Мы, затаив дыхание, ждали, что будет. Волк не шевелился. Тогда мы немного осмелели и подошли поближе. Волк стал виден очень хорошо. Кровь, вытекшая из разорванного горла, застыла на снегу.

Радость, что Черликпен из этой неравной схватки вышел победителем, рассеяла весь страх, пережитый нами в эту ночь. Мы начали обсуждать, что делать с волком.

— Надо содрать шкуру с него, — говорила сестра.

— И продать ее, — добавил Пежендей.

— За мешок проса, — сказал я.

А наш верный Черликпен все не мог оправиться. Он не вставал. В его глазах была тоска, он жалобно скулил.

Вскоре вернулась наша мать. Она принесла маленький комочек чаю и горсть соли. Но нам было не до этого. Мы наперебой стали ей рассказывать, что произошло. Но все наши восторженные рассказы как будто не касались матери. Казалось, она думала о чем-то другом. Мы тоже замолчали. Мать направилась к чуму. Мы последовали за нею.

Когда мы вошли в чум, Черликпен был уже мертв. Не стало нашего верного сторожа.

Всей семьей мы провожали Черликпена. Положили его в берестяное корыто и поволокли в лес. Похоронили его в густом лесу, под корневищем свалившегося громадного дерева.



— Когда Черликпен был живой, — сказала мать, — я ему поручала вас, детки мои, а сама ходила по людям, зарабатывала кусок хлеба. Теперь нет нашего верного Черликпена. — Голос ее дрожал от горя. Немного постояв, мы молча направились домой.

Чум показался нам совсем опустевшим. Не было Черликпена, не стало слышно его лая.

Несколько дней мы прожили в этой страшной, пугающей тишине.

И пришел день, когда мать сказала:

— Пойду на Терзиг, устрою на работу тебя и Пежендея.

Мать отправилась на речку Терзиг. Мы вышли, чтобы проводить ее. Стоял солнечный день, ни облачка на небе. Земля, покрытая снегом, сверкала. На белой глади четко выделялась черная фигура нашей матери. Мы провожали ее глазами, пока она не скрылась за лесом.
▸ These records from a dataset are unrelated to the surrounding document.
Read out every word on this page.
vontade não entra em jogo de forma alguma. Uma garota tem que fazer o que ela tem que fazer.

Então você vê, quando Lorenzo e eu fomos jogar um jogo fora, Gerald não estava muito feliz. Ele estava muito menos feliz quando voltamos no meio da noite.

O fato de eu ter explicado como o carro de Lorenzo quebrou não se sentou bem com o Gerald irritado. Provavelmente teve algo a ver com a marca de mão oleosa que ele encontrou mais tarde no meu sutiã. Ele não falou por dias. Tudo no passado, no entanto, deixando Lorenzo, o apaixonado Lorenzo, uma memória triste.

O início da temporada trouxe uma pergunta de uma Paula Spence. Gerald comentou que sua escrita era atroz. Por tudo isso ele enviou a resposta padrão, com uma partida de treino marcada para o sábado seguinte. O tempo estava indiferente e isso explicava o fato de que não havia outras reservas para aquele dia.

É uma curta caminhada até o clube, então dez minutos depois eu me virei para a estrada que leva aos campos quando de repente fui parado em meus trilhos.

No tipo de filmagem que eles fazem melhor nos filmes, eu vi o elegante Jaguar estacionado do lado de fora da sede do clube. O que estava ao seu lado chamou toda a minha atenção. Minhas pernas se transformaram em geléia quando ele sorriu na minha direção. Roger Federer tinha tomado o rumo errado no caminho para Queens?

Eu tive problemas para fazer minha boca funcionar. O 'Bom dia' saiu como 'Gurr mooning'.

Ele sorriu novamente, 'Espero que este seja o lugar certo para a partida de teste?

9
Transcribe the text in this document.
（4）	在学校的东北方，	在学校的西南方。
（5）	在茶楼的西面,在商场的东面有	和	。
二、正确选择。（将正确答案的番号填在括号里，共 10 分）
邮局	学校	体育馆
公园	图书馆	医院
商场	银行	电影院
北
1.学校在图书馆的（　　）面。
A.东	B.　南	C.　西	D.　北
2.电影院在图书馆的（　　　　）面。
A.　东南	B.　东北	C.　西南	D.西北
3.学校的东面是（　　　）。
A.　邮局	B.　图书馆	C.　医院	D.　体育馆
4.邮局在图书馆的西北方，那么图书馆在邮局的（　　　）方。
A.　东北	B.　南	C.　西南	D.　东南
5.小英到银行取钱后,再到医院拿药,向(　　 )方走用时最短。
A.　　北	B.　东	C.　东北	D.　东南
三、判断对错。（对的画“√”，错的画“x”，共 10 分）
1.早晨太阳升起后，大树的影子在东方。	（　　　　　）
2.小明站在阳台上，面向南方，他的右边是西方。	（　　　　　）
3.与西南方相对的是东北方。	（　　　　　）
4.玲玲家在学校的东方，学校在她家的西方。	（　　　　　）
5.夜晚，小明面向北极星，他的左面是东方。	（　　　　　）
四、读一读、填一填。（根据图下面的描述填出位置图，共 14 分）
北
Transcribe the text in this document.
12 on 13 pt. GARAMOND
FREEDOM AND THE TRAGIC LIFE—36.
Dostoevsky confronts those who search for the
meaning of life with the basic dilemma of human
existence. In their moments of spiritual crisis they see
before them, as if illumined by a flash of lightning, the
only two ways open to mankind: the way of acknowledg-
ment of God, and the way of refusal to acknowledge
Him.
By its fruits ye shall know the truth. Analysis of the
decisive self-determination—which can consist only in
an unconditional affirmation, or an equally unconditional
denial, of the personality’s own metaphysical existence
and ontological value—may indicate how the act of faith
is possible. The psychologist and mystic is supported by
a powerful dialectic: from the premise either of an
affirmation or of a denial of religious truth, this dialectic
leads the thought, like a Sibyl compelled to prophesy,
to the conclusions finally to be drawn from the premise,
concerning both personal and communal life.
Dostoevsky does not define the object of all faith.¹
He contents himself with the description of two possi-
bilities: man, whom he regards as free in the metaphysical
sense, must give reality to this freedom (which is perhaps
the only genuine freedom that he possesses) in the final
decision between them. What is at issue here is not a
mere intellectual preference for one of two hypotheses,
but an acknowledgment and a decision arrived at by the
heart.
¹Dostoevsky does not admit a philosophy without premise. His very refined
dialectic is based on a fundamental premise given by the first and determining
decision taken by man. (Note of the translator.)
В тот день мир мне казался удивительно чистым, прекрасным. Я был тогда еще слишком мал, чтобы задумываться над тем, почему под этим чистым счастливым небом так горька и беспросветна наша жизнь, так беден и убог наш берестяной чум.

Часть вторая

Где счастье?

Глава 1

Я попадаю в бревенчатый чум

Мне исполнилось десять лет. Наша семья стала убывать. Один за другим уходили братья и сестры в батраки.

Однажды мать сказала:

— Кангый, ты уже выросла. Что тебе делать в таком чуме? Когда я ходила в Сарыг-Сеп, Пора-Хопуй [17] намекал, что пора отпустить тебя к нему на работу.

Кангый тогда было шестнадцать лет. Она была рослая и стройная, как и старшая сестра. Глаза у нее не как у нас — узенькие, а большие, раскрытые, как будто она смотрит на что-то очень красивое и немножко удивляется.

Бывает, что одежда человеку к лицу, и это еще больше его украшает. Но не знаю, что можно было об одеянии Кангый сказать в те дни, когда мы посмотрели на нее по-новому, как будто увидели ее в первый раз, — ведь она должна была от нас уйти. Я уверен лишь в том, что ее одежда, оставленная нам бабушкой, не могла больше пережить ни одного поколения: она состояла из кусочков протертой яманьей шкуры и сшита была шерстью внутрь, но эту шерсть, редкую, сбитую временем, можно было видеть и снаружи сквозь дыры.

И даже в таком безобразном одеянии наша Кангый была красавицей.

— Никуда не пойду! — сказала Кангый, с укором глядя на мать. — Я буду всегда жить с вами в нашем чуме.

Лишь через несколько дней мать уговорила Кангый и увела ее в Сарыг-Сеп к Пора-Хопуй. Стояли тихие дни. От этого на водопаде еще громче пела Мерген. А в нашем чуме стало тихо: мы с Пежендеем думали о Кангый. Когда мать с Албанчи уходили странствовать, мы оставались теперь вдвоем.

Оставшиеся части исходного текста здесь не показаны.